0x00 Database definition page. (Always page 0)
0x01 Data page
@ -67,6 +67,8 @@ The first byte of each page idenitifies the page type as follows.
0x03 Intermediate Index pages
0x04 Leaf Index pages
0x05 Page Usage Bitmaps (extended page usage)
0x08 ??
Database Definition Page
------------------------
@ -76,13 +78,14 @@ Not a lot is known about this page, and it is one of the least documented page
types. However, it contains things like Jet version, encryption keys, and name
of the creating program.
Offset 0x14 contains the Jet version of this database 0x00 for 3, 0x01 for 4
Offset 0x14 contains the Jet version of this database: 0x00 for 3, 0x01 for 4.
This is used by the mdb-ver utility to determine the Jet version.
Data Pages
----------
All data rows are stored in type 0x01 pages.
Data rows are all stored in data pages.
The header of a Jet3 data page looks like this:
@ -96,48 +99,29 @@ The header of a Jet3 data page looks like this:
| ???? | 2 bytes | free_space | Free space in this page |
| ???? | 4 bytes | tdef_pg | Page pointer to table definition |
| ???? | 2 bytes | num_rows | number of records on this page |
+------+---------+---------------------------------------------------------+
+--------------------------------------------------------------------------+
| Iterate for the number of records |
+--------------------------------------------------------------------------+
| ???? | 2 bytes | offset_row | The records location on this page |
| ???? | 2 bytes | offset_row | The record's location on this page |
+--------------------------------------------------------------------------+
In Jet4, an additional four byte field was added. Its purpose is currently
unknown.
Notes:
. In Jet4, an additional four-byte field was added after tdef_pg. Its purpose
is currently unknown.
. Offsets that have 0x40 in the high order byte point to a location within the
page where a Data Pointer (4 bytes) to another data page (also known as an
overflow page) is stored. Called 'lookupflag' in source code.

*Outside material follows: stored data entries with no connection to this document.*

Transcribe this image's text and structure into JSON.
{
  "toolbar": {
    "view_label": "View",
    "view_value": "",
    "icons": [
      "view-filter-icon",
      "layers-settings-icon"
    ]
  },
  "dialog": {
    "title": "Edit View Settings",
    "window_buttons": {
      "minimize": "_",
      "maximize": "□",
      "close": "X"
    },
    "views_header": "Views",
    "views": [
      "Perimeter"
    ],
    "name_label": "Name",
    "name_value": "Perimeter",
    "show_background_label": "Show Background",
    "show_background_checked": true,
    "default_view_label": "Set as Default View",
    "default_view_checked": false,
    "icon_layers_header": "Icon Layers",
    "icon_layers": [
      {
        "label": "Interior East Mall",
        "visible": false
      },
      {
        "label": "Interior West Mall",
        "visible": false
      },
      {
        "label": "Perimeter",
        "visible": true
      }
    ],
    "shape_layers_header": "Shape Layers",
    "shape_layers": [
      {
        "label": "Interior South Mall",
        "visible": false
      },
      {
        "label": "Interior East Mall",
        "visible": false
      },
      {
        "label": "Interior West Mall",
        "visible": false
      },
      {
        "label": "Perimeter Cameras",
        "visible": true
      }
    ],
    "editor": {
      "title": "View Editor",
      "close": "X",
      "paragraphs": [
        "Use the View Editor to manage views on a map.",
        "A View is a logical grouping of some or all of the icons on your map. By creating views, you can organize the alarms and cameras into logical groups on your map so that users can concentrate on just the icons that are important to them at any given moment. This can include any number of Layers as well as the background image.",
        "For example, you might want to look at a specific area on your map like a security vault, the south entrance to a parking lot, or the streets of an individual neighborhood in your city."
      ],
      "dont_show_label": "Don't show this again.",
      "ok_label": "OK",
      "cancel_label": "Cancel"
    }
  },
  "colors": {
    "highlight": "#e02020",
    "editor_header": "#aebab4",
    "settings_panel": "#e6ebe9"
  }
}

. Offsets that have 0x80 in the high order byte are deleted rows. Called
'delflag' in source code.
+--------------------------------------------------------------------------+
| Jet4 Data Page Definition |
+------+---------+---------------------------------------------------------+
| data | length | name | description |
+------+---------+---------------------------------------------------------+
| 0x01 | 1 byte | page_type | 0x01 indicates a data page. |
| 0x01 | 1 byte | unknown | |
| ???? | 2 bytes | free_space | Free space in this page |
| ???? | 4 bytes | tdef_pg | Page pointer to table definition |
| ???? | 4 bytes | unknown | Unknown |
| ???? | 2 bytes | num_rows | number of records on this page |
+------+---------+---------------------------------------------------------+
| Iterate for the number of records |
+--------------------------------------------------------------------------+
| ???? | 2 bytes | offset_row | The records location on this page |
+--------------------------------------------------------------------------+
Notes for offset_row:
- Offsets that have 0x40 in the high order byte point to a location within
the page where a Data Pointer (4 bytes) to another data page is stored. Also
known as an overflow page.
- Offsets that have 0x80 in the high order byte are deleted rows.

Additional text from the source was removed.